Good Governance Lewat Pelayanan Publik Digital
Ketua Ombudsman Republik Indonesia (ORI) Prof Amzulian Rifai / Foto: Humpro Kaltara |
“Adalah sebuah cita-cita yang ingin dicapai negara ini, yakni terciptanya ASN (Aparatur Sipil Negara) yang profesional, hingga mewujudkan pelaksanaan roda pemerintahan yang baik (good governance),” kata tokoh asal Lubuk Linggau, Sumatera Selatan itu.
Permasalahan utama dalam penciptaan ASN yang profesional, menurut Prof Rifai, adalah terjadinya perbedaan persepsi dan realita di lapangan. “Di dalam UU (Undang-Undang) Nomor 5 Tahun 2014 tentang ASN, dijelaskan bahwa ASN yang terbagi dua yakni PNS (Pegawai Negeri Sipil) dan PPPK (Pegawai Pemerintah dengan Perjanjian Kerja).
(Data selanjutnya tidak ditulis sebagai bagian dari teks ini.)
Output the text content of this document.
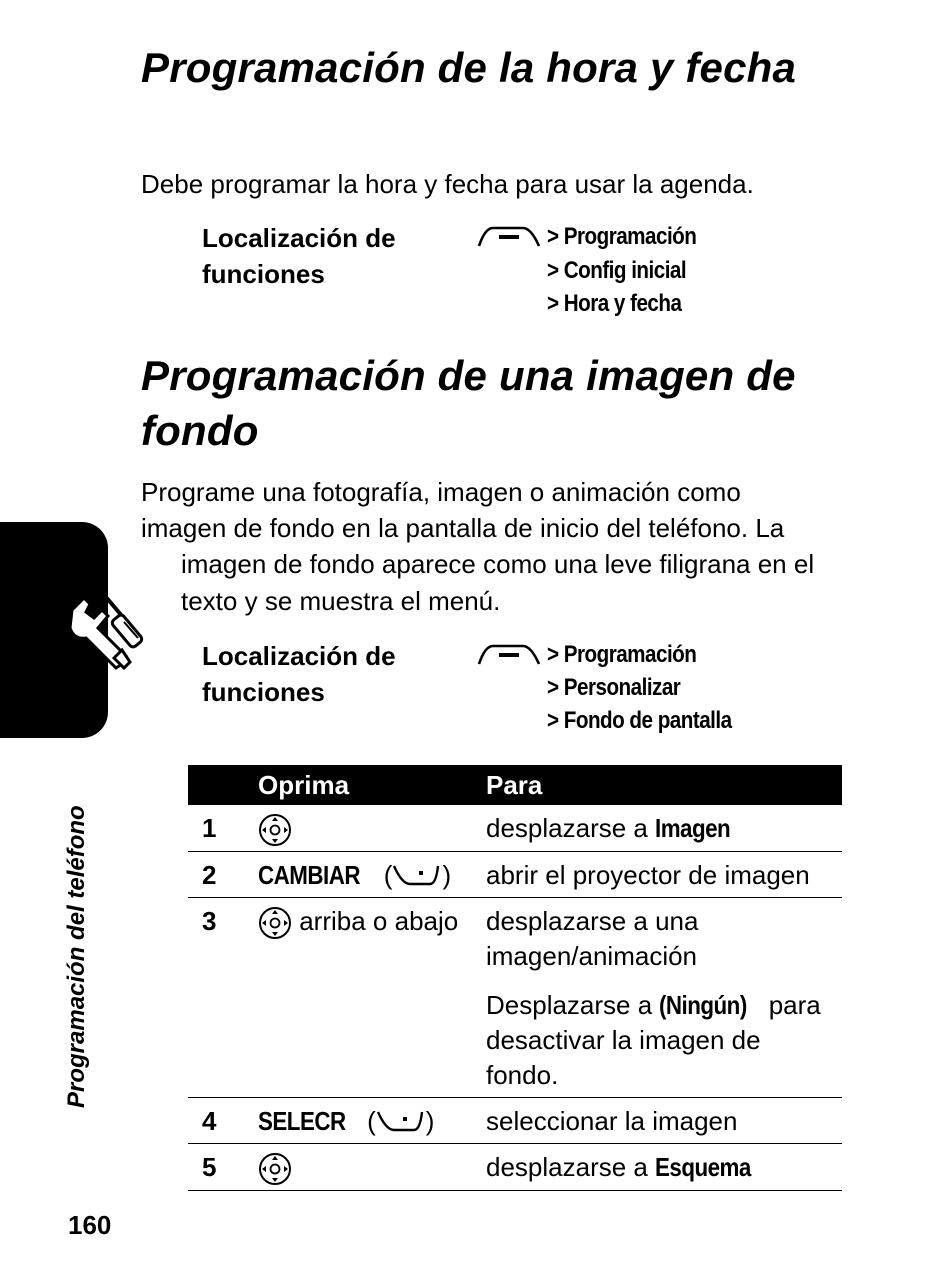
Programación de la hora y fecha

Debe programar la hora y fecha para usar la agenda.

Localización de funciones
> Programación
> Config inicial
> Hora y fecha
Programación de una imagen de fondo

Programe una fotografía, imagen o animación como

imagen de fondo en la pantalla de inicio del teléfono. La

imagen de fondo aparece como una leve filigrana en el

texto y se muestra el menú.

Localización de funciones
> Programación
> Personalizar
> Fondo de pantalla
Programación del teléfono
	Oprima	Para
1		desplazarse a Imagen
2	CAMBIAR ( )	abrir el proyector de imagen
3	arriba o abajo	desplazarse a una imagen/animación
Desplazarse a (Ningún) para desactivar la imagen de fondo.

4	SELECR ( )	seleccionar la imagen
5		desplazarse a Esquema
160
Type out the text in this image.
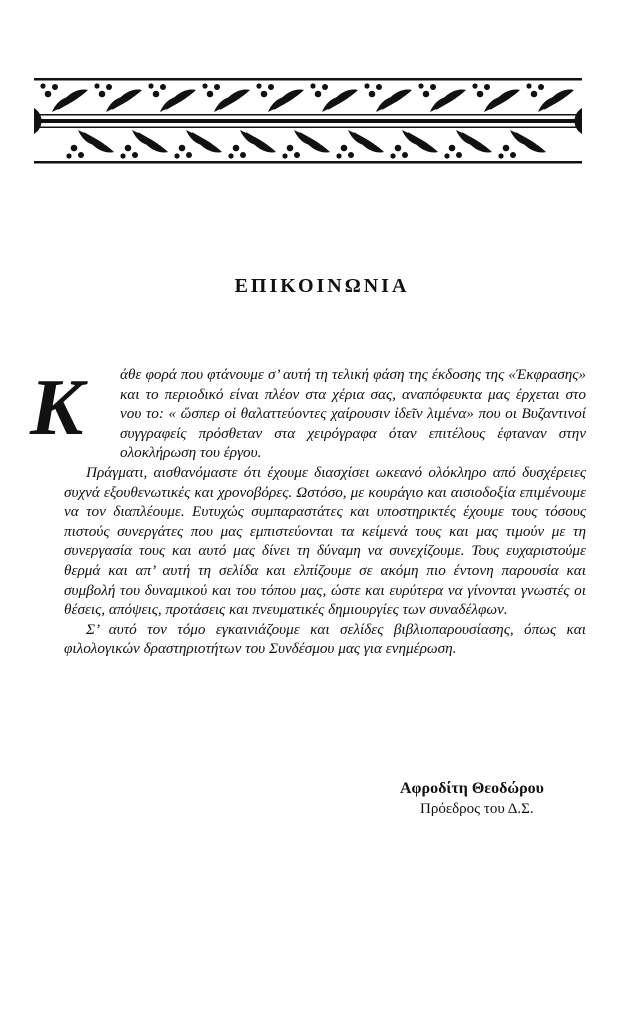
ΕΠΙΚΟΙΝΩΝΙΑ
Κ	άθε φορά που φτάνουμε σ’ αυτή τη τελική φάση της έκδοσης της «Έκφρασης» και το περιοδικό είναι πλέον στα χέρια σας, αναπόφευκτα μας έρχεται στο νου το: « ὥσπερ οἱ θαλαττεύοντες χαίρουσιν ἰδεῖν λιμένα» που οι Βυζαντινοί συγγραφείς πρόσθεταν στα χειρόγραφα όταν επιτέλους έφταναν στην ολοκλήρωση του έργου.

Πράγματι, αισθανόμαστε ότι έχουμε διασχίσει ωκεανό ολόκληρο από δυσχέρειες συχνά εξουθενωτικές και χρονοβόρες. Ωστόσο, με κουράγιο και αισιοδοξία επιμένουμε να τον διαπλέουμε. Ευτυχώς συμπαραστάτες και υποστηρικτές έχουμε τους τόσους πιστούς συνεργάτες που μας εμπιστεύονται τα κείμενά τους και μας τιμούν με τη συνεργασία τους και αυτό μας δίνει τη δύναμη να συνεχίζουμε. Τους ευχαριστούμε θερμά και απ’ αυτή τη σελίδα και ελπίζουμε σε ακόμη πιο έντονη παρουσία και συμβολή του δυναμικού και του τόπου μας, ώστε και ευρύτερα να γίνονται γνωστές οι θέσεις, απόψεις, προτάσεις και πνευματικές δημιουργίες των συναδέλφων.

Σ’ αυτό τον τόμο εγκαινιάζουμε και σελίδες βιβλιοπαρουσίασης, όπως και φιλολογικών δραστηριοτήτων του Συνδέσμου μας για ενημέρωση.

Αφροδίτη Θεοδώρου
Πρόεδρος του Δ.Σ.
Secara persepsi, ASN itu adalah orang yang profesional dan bertugas memberikan pelayanan terbaik kepada masyarakat. Namun, realitasnya, di sejumlah daerah, belum sesuai. Masih banyak ASN yang lamban dalam melaksanakan tugasnya, bahkan sering melakukan KKN (Korupsi, Kolusi dan Nepotisme) dalam proses rekrutmen, promosi, demosi dan mutasi. Belum lagi sarat Pungli (pungutan liar),” urai Prof Rifai.
Hal ini diperparah lagi dengan sikap perilaku sebagian masyarakat Indonesia, yang sering menerapkan budaya menerabas atau melakukan jalan pintas terhadap berbagai hal, rendah entrepreneurship, dan menganggap PNS sebagai status yang luar biasa sehingga siap melakukan apa saja untuk dapat menjadi PNS. “Lima tahun lalu, dari temuan kami, untuk masuk menjadi PNS, sogokannya antara Rp 200 hingga 250 juta per orang,” ungkapnya.
Disebutkannya, tak banyak negara di dunia yang memiliki perhatian besar terhadap pelayanan publik selayaknya Indonesia. Hanya saja, implementasinya yang belum 100 persen. Sehingga, menyebabkan pelayanan publik yang diberikan pemerintah kurang baik. Baik dari tingkat kementerian dan lembaga, pemerintah provinsi, dan daerah.
“Untuk menjadi profesional dalam ranah pemerintahan, adalah menciptakan tata kelola kepemerintahan yang baik atau good governance. Untuk mencapai hal itu, ada tiga hal yang patut dicapai, yakni transparansi, partisipasi dan akuntabilitas,” ucap Prof Rifai.
Secara aplikatif, untuk menerapkan tata kelola kepemerintahan yang baik, menurut Prof Rifai adalah penguasaan dan pemantapan teknologi informasi untuk mempercepat dan memperpendek birokrasi kepemerintahan. “Saat ini semua diarahkan pada pelayanan publik digital. Dan, kami melihat Pemerintah Provinsi (Pemprov) Kaltara telah berupaya merealisasikan pelayanan publik digital tersebut. Kami mengapresiasi hal tersebut, dan kami yakin bakal ada perubahan,” jelas Prof Rifai.